Why News couldn’t continue providing the Australian figures is not explained, but they obviously had them.
The information is usually included on the page showing operating income and segment performance (see the latest announcement) and here’s a report on the overall result from AAP and the Fairfax website – Moves boost News Corp earnings – and a story from the ABC website.
All we have is the first quarter result in US and Australian dollars. This shows that Operating income from Australasia rose to $A129 million ($US91 million) from $A82 million ($US 54 million).
In the year to June 30 last the Australasian businesses had a good result, earning $A442 million ($US 315 million) compared to $A322 million ($US188 million) in 2003.
News Corp said in the latest announcement:
The Newspaper segment reported second quarter operating income of $ 184 million, an 8% increase versus the same period a year ago primarily reflecting advertising revenue growth in Australia.

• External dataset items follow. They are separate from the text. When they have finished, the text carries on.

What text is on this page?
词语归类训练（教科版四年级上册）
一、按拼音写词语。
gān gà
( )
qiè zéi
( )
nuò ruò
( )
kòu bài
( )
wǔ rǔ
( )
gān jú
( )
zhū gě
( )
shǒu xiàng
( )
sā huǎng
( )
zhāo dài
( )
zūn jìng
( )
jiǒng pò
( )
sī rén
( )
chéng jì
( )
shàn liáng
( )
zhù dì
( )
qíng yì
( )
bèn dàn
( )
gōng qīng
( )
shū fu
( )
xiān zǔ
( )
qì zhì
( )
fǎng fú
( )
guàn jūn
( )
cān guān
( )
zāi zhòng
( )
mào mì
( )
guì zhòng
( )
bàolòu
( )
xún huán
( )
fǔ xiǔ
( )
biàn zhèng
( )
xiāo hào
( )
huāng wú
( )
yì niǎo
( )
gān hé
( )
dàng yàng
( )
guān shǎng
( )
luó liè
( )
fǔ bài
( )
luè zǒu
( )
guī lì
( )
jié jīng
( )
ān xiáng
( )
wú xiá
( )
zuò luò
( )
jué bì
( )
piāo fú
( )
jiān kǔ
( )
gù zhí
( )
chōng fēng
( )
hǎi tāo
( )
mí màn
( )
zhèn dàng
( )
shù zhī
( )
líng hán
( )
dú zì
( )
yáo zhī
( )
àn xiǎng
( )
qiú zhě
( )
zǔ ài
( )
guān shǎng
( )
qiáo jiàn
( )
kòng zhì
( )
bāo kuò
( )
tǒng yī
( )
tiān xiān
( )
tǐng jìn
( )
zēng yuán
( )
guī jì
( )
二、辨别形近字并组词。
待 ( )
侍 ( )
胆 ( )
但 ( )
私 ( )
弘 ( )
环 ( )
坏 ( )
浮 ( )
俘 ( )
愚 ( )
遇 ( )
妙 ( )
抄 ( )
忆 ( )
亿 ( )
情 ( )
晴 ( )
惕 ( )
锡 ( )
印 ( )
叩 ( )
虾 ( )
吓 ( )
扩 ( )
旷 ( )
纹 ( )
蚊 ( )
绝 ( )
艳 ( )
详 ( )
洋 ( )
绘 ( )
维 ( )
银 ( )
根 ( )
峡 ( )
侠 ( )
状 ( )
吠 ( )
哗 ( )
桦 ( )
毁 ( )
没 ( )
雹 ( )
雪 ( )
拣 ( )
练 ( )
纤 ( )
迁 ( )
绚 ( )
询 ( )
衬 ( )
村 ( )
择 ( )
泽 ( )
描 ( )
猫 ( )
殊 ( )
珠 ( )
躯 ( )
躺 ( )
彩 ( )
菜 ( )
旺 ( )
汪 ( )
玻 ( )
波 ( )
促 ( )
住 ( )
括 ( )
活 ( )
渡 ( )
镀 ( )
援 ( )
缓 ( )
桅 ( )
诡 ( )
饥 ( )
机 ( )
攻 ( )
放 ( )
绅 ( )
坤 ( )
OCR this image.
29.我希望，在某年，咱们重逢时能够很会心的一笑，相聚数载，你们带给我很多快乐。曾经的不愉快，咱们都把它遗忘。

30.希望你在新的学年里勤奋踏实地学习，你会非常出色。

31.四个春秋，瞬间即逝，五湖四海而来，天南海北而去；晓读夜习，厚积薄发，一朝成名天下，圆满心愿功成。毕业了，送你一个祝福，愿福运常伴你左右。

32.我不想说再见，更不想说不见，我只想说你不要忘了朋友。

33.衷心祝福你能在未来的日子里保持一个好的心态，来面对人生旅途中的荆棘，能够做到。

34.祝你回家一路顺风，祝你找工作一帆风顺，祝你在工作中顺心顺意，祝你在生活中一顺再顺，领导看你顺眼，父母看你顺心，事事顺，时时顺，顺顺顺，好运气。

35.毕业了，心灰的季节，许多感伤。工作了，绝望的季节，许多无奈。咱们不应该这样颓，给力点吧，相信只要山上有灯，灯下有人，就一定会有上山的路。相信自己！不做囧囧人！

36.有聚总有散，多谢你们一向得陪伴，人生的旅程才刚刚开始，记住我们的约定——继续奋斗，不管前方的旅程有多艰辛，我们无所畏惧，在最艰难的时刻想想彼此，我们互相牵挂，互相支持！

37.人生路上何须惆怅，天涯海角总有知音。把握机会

The Australian newspaper group reported a 34% increase in operating income in local currency terms, primarily driven by a double digit increase in advertising revenue compared to a year ago and the inclusion of results from Queensland Press Pty Limited, which was consolidated beginning November 12, 2004.
Display advertising gains were driven by the retail sector as well as national strength with increases in the communications, consumer finance and airline travel categories. Additionally, classified advertising continued to expand with further growth in the employment and real estate categories.
Going on the half yearly statement for the previous year, that figure of $US184 million was only $US14 million more than the 2004 first half.
In Australian dollar terms, Australasia earned $A235 million in the first half of 2004, so a 34% rise in that would add around $80 million, making the contribution around $315 million.
That would in turn mean that Australian newspaper operations earned more in the first half of 2005 year, than the entire News Corp newspapers did around the world in the first half of 2004 of $A302 million, a reflection of the downturn in the UK operating income from the expansion in printing capacity there.
This would also indicate the Australian newspaper business of News (with Qld Press on board), will earn well over half a billion dollars this financial year, putting it ahead of PBL (with the gaming businesses excluded) and well ahead of Fairfax.
Meanwhile the impact of the digital roll-out plan at Foxtel is shown in the latest News results. News releases far more information about Foxtel than does its other 25% shareholder, PBL.
News said Foxtel revenues rose from $A419 million to $A489 million and the operating loss jumped to $A100 million from $A58 million, with the net loss put at $A79 million for the half compared to $A40 million.
Net debt, to finance the digital roll out jumped to $A464 million from $A42 million.
Subscriber numbers showed some increase. Including wholesale customers) they rose to 1.157 million from 1.073 million. Excluding wholesale customers, the rise was greater, up to 985,000 from 861,000.